New Zealanders Owe $16.19 B In Student Loans – Overseas Borrowers Account For $4.34 B But Only 23.6% Are Repaying
1 January 2026
- New MoneyHub Analysis Reveals Stark Divide Between Domestic and Overseas Student Loan Compliance
New Zealand’s student loan scheme has a total outstanding balance of $16.19 billion owed by 618,798 borrowers, according to new analysis of the latest Inland Revenue (IRD) data by personal finance research website MoneyHub. While domestic compliance remains strong at 95.4%, only 23.6% of the 114,060 overseas-based borrowers are meeting their repayment obligations, with $2.39 billion now overdue from this group alone.
“The data shows two very different systems operating under the same scheme,” said Christopher Walsh, Founder of MoneyHub:
“Automatic PAYE deductions make the domestic side highly effective, but overseas borrowers face no such mechanism, and the result is a growing pool of debt that is increasingly unlikely to be recovered. Taxpayers ultimately bear the cost of loans that are not repaid.”
Key findings from the analysis include:
- Total borrowers: 618,798 – down 15% from the late-2010s peak
- Total student loan balance: $16.19 billion (stable around $16 billion for the past five years)
- Median loan balance: $17,529 – up 31% since 2013
- New Zealand-based borrowers: 504,738 (82%) owing $11.85 billion, with 95.4% compliance
- Overseas-based borrowers: 114,060 (18%) owing $4.34 billion, with only 23.6% compliance
- Total overdue debt: $2.57 billion – 93% ($2.39 billion) owed by overseas borrowers
- Approximately $1.15 billion of overdue debt is penalties and interest, nearly half of the overseas overdue total
The Overseas Borrower Challenge
Overseas borrowers represent just 18% of all borrowers but hold 27% of total debt and 93% of overdue amounts.
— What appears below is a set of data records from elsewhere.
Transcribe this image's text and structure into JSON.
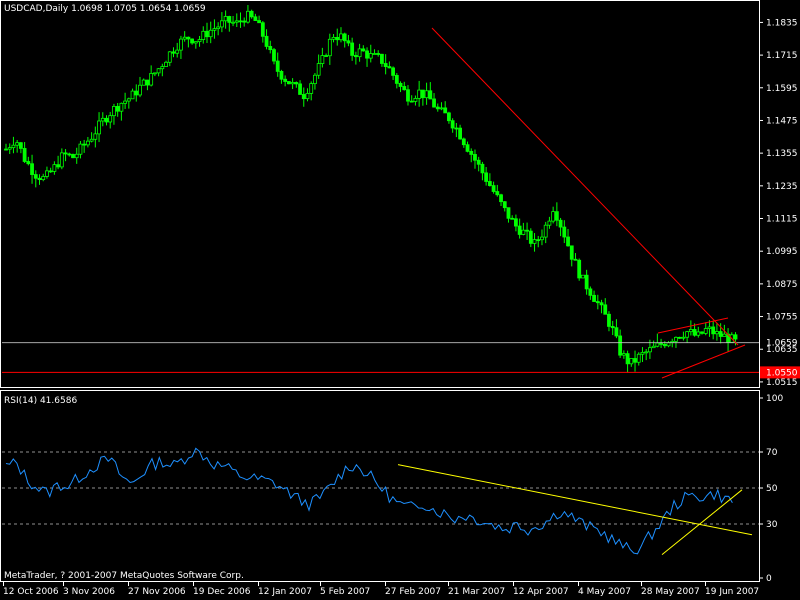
{
  "price_panel": {
    "header": "USDCAD,Daily  1.0698 1.0705 1.0654 1.0659",
    "current_price_label": "1.0659",
    "support_price_label": "1.0550",
    "colors": {
      "bull": "#00ff00",
      "bear": "#00ff00",
      "trend": "#ff0000",
      "current_line": "#c0c0c0"
    }
  },
  "rsi_panel": {
    "header": "RSI(14) 41.6586",
    "levels": [
      70,
      50,
      30
    ],
    "colors": {
      "line": "#1e90ff",
      "trend": "#ffff00",
      "level": "#c0c0c0"
    }
  },
  "footer": {
    "copyright": "MetaTrader, ? 2001-2007 MetaQuotes Software Corp."
  },
  "chart_data": [
    {
      "type": "candlestick",
      "title": "USDCAD,Daily",
      "ylim": [
        1.05,
        1.191
      ],
      "y_ticks": [
        "1.1835",
        "1.1715",
        "1.1595",
        "1.1475",
        "1.1355",
        "1.1235",
        "1.1115",
        "1.0995",
        "1.0875",
        "1.0755",
        "1.0635",
        "1.0515"
      ],
      "x_ticks": [
        "12 Oct 2006",
        "3 Nov 2006",
        "27 Nov 2006",
        "19 Dec 2006",
        "12 Jan 2007",
        "5 Feb 2007",
        "27 Feb 2007",
        "21 Mar 2007",
        "12 Apr 2007",
        "4 May 2007",
        "28 May 2007",
        "19 Jun 2007"
      ],
      "close_path": [
        [
          0,
          1.137
        ],
        [
          4,
          1.141
        ],
        [
          8,
          1.133
        ],
        [
          12,
          1.128
        ],
        [
          16,
          1.126
        ],
        [
          20,
          1.13
        ],
        [
          24,
          1.135
        ],
        [
          28,
          1.134
        ],
        [
          32,
          1.138
        ],
        [
          36,
          1.142
        ],
        [
          40,
          1.147
        ],
        [
          44,
          1.151
        ],
        [
          48,
          1.154
        ],
        [
          52,
          1.156
        ],
        [
          56,
          1.16
        ],
        [
          60,
          1.163
        ],
        [
          64,
          1.167
        ],
        [
          68,
          1.172
        ],
        [
          72,
          1.176
        ],
        [
          76,
          1.178
        ],
        [
          80,
          1.177
        ],
        [
          84,
          1.18
        ],
        [
          88,
          1.182
        ],
        [
          92,
          1.184
        ],
        [
          96,
          1.183
        ],
        [
          100,
          1.186
        ],
        [
          104,
          1.184
        ],
        [
          108,
          1.177
        ],
        [
          112,
          1.167
        ],
        [
          116,
          1.163
        ],
        [
          120,
          1.16
        ],
        [
          124,
          1.157
        ],
        [
          128,
          1.163
        ],
        [
          132,
          1.17
        ],
        [
          136,
          1.179
        ],
        [
          140,
          1.178
        ],
        [
          144,
          1.172
        ],
        [
          148,
          1.173
        ],
        [
          152,
          1.171
        ],
        [
          156,
          1.17
        ],
        [
          160,
          1.166
        ],
        [
          164,
          1.16
        ],
        [
          168,
          1.156
        ],
        [
          172,
          1.158
        ],
        [
          176,
          1.156
        ],
        [
          180,
          1.151
        ],
        [
          184,
          1.149
        ],
        [
          188,
          1.144
        ],
        [
          192,
          1.138
        ],
        [
          196,
          1.132
        ],
        [
          200,
          1.126
        ],
        [
          204,
          1.12
        ],
        [
          208,
          1.114
        ],
        [
          212,
          1.109
        ],
        [
          216,
          1.106
        ],
        [
          220,
          1.102
        ],
        [
          224,
          1.107
        ],
        [
          228,
          1.116
        ],
        [
          232,
          1.107
        ],
        [
          236,
          1.097
        ],
        [
          240,
          1.089
        ],
        [
          244,
          1.084
        ],
        [
          248,
          1.078
        ],
        [
          252,
          1.072
        ],
        [
          256,
          1.062
        ],
        [
          260,
          1.058
        ],
        [
          264,
          1.061
        ],
        [
          268,
          1.063
        ],
        [
          272,
          1.065
        ],
        [
          276,
          1.067
        ],
        [
          280,
          1.069
        ],
        [
          284,
          1.07
        ],
        [
          288,
          1.068
        ],
        [
          292,
          1.071
        ],
        [
          296,
          1.069
        ],
        [
          300,
          1.068
        ],
        [
          304,
          1.066
        ]
      ],
      "current_price": 1.0659,
      "support_price": 1.055
    },
    {
      "type": "line",
      "title": "RSI(14) 41.6586",
      "ylim": [
        0,
        100
      ],
      "y_ticks": [
        100,
        70,
        50,
        30,
        0
      ],
      "values_path": [
        [
          0,
          62
        ],
        [
          4,
          64
        ],
        [
          8,
          55
        ],
        [
          12,
          50
        ],
        [
          16,
          47
        ],
        [
          20,
          52
        ],
        [
          24,
          51
        ],
        [
          28,
          56
        ],
        [
          32,
          60
        ],
        [
          36,
          64
        ],
        [
          40,
          66
        ],
        [
          44,
          57
        ],
        [
          48,
          52
        ],
        [
          52,
          58
        ],
        [
          56,
          63
        ],
        [
          60,
          65
        ],
        [
          64,
          62
        ],
        [
          68,
          66
        ],
        [
          72,
          71
        ],
        [
          76,
          68
        ],
        [
          80,
          63
        ],
        [
          84,
          62
        ],
        [
          88,
          58
        ],
        [
          92,
          56
        ],
        [
          96,
          55
        ],
        [
          100,
          54
        ],
        [
          104,
          52
        ],
        [
          108,
          48
        ],
        [
          112,
          44
        ],
        [
          116,
          41
        ],
        [
          120,
          44
        ],
        [
          124,
          50
        ],
        [
          128,
          57
        ],
        [
          132,
          63
        ],
        [
          136,
          61
        ],
        [
          140,
          56
        ],
        [
          144,
          50
        ],
        [
          148,
          44
        ],
        [
          152,
          40
        ],
        [
          156,
          39
        ],
        [
          160,
          42
        ],
        [
          164,
          38
        ],
        [
          168,
          36
        ],
        [
          172,
          33
        ],
        [
          176,
          35
        ],
        [
          180,
          33
        ],
        [
          184,
          31
        ],
        [
          188,
          29
        ],
        [
          192,
          27
        ],
        [
          196,
          30
        ],
        [
          200,
          27
        ],
        [
          204,
          29
        ],
        [
          208,
          32
        ],
        [
          212,
          37
        ],
        [
          216,
          35
        ],
        [
          220,
          31
        ],
        [
          224,
          28
        ],
        [
          228,
          26
        ],
        [
          232,
          22
        ],
        [
          236,
          18
        ],
        [
          240,
          15
        ],
        [
          244,
          18
        ],
        [
          248,
          25
        ],
        [
          252,
          32
        ],
        [
          256,
          40
        ],
        [
          260,
          44
        ],
        [
          264,
          46
        ],
        [
          268,
          45
        ],
        [
          272,
          47
        ],
        [
          276,
          44
        ],
        [
          280,
          42
        ]
      ],
      "trendline_from": 63,
      "trendline_to": 24,
      "trendline2_from": 13,
      "trendline2_to": 49
    }
  ]
}
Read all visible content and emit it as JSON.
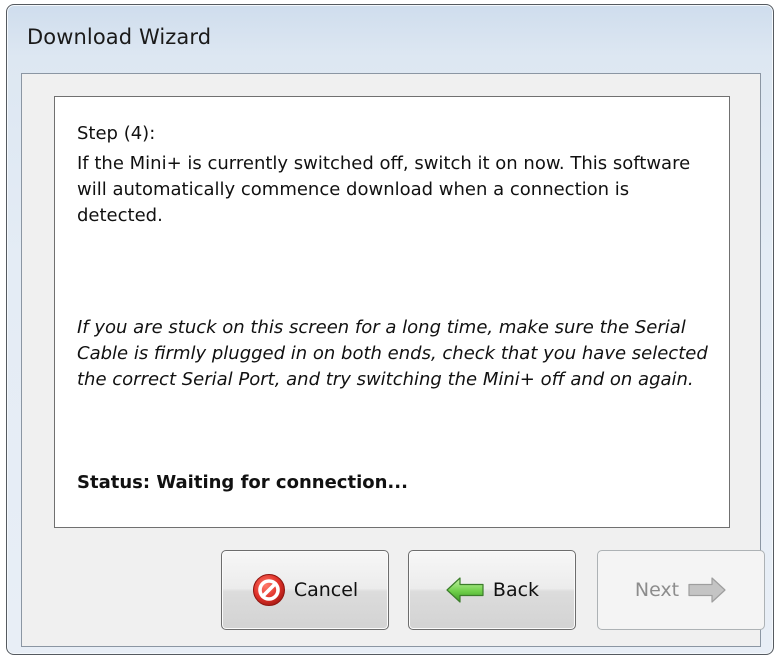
{
  "window": {
    "title": "Download Wizard"
  },
  "content": {
    "step_label": "Step (4):",
    "instructions": "If the Mini+ is currently switched off, switch it on now.  This software will automatically commence download when a connection is detected.",
    "hint": "If you are stuck on this screen for a long time, make sure the Serial Cable is firmly plugged in on both ends, check that you have selected the correct Serial Port, and try switching the Mini+ off and on again.",
    "status": "Status: Waiting for connection..."
  },
  "buttons": {
    "cancel": {
      "label": "Cancel",
      "icon": "cancel-icon",
      "enabled": true
    },
    "back": {
      "label": "Back",
      "icon": "left-arrow-icon",
      "enabled": true
    },
    "next": {
      "label": "Next",
      "icon": "right-arrow-icon",
      "enabled": false
    }
  },
  "colors": {
    "cancel_icon_red": "#e0322a",
    "back_arrow_green": "#6fcf4a",
    "next_arrow_gray": "#b5b5b5"
  }
}
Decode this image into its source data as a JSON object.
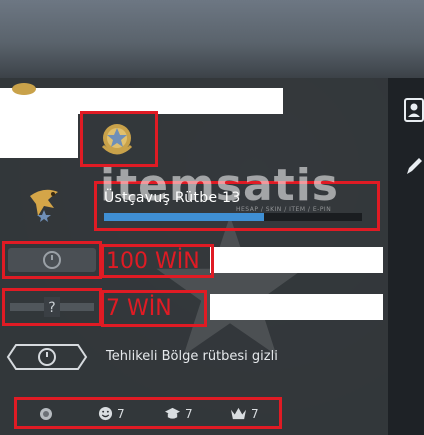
{
  "profile": {
    "rank_name": "Üstçavuş Rütbe 13",
    "rank_progress": 0.62,
    "wins_competitive": "100 WİN",
    "wins_wingman": "7 WİN",
    "danger_zone_text": "Tehlikeli Bölge rütbesi gizli"
  },
  "stats": [
    {
      "icon": "smiley-icon",
      "value": "7"
    },
    {
      "icon": "graduation-cap-icon",
      "value": "7"
    },
    {
      "icon": "crown-icon",
      "value": "7"
    }
  ],
  "watermark": {
    "brand": "itemsatis",
    "sub": "HESAP / SKIN / ITEM / E-PIN"
  },
  "colors": {
    "annotation_red": "#e01b24",
    "progress_blue": "#3f8fd4",
    "panel_bg": "#34383c"
  }
}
The average overseas borrower owes around $38,000 – 62% more than the average New Zealand-based borrower ($23,500). Overseas compliance has roughly halved since the early 2010s, while the balance owed by this group has grown 48% over the same period, driven by compounding interest and low repayment rates.
“Without automatic deductions and with interest accruing at around 5%, many overseas debts grow faster than they are repaid,” Walsh said. “Enforcement across borders is difficult, and the data reflects that reality.”
Domestic System Remains Robust
In contrast, New Zealand-based borrowers benefit from automatic employer deductions through PAYE, delivering consistently high compliance. Annual repayments total around $1.6 billion, with roughly two-thirds coming via employer deductions.
Long-Term Trends
Borrower numbers have fallen steadily as older loans are cleared, but total debt has remained flat due to new borrowing and overseas interest accrual. Median balances have risen 31% since 2013, reflecting higher course fees and living costs despite past policies like fees-free first-year tertiary study.
The full analysis, including historical tables, compliance trends, repayment breakdowns, and charts, is available in MoneyHub’s guide New Zealand Student Loan Statistics 2025.
*Data Source Inland Revenue (IRD) Student Loan Scheme quarterly statistics (latest release covers quarter ending September 2025, published late 2025). All figures relate solely to the government-administered Student Loan Scheme and exclude private education loans.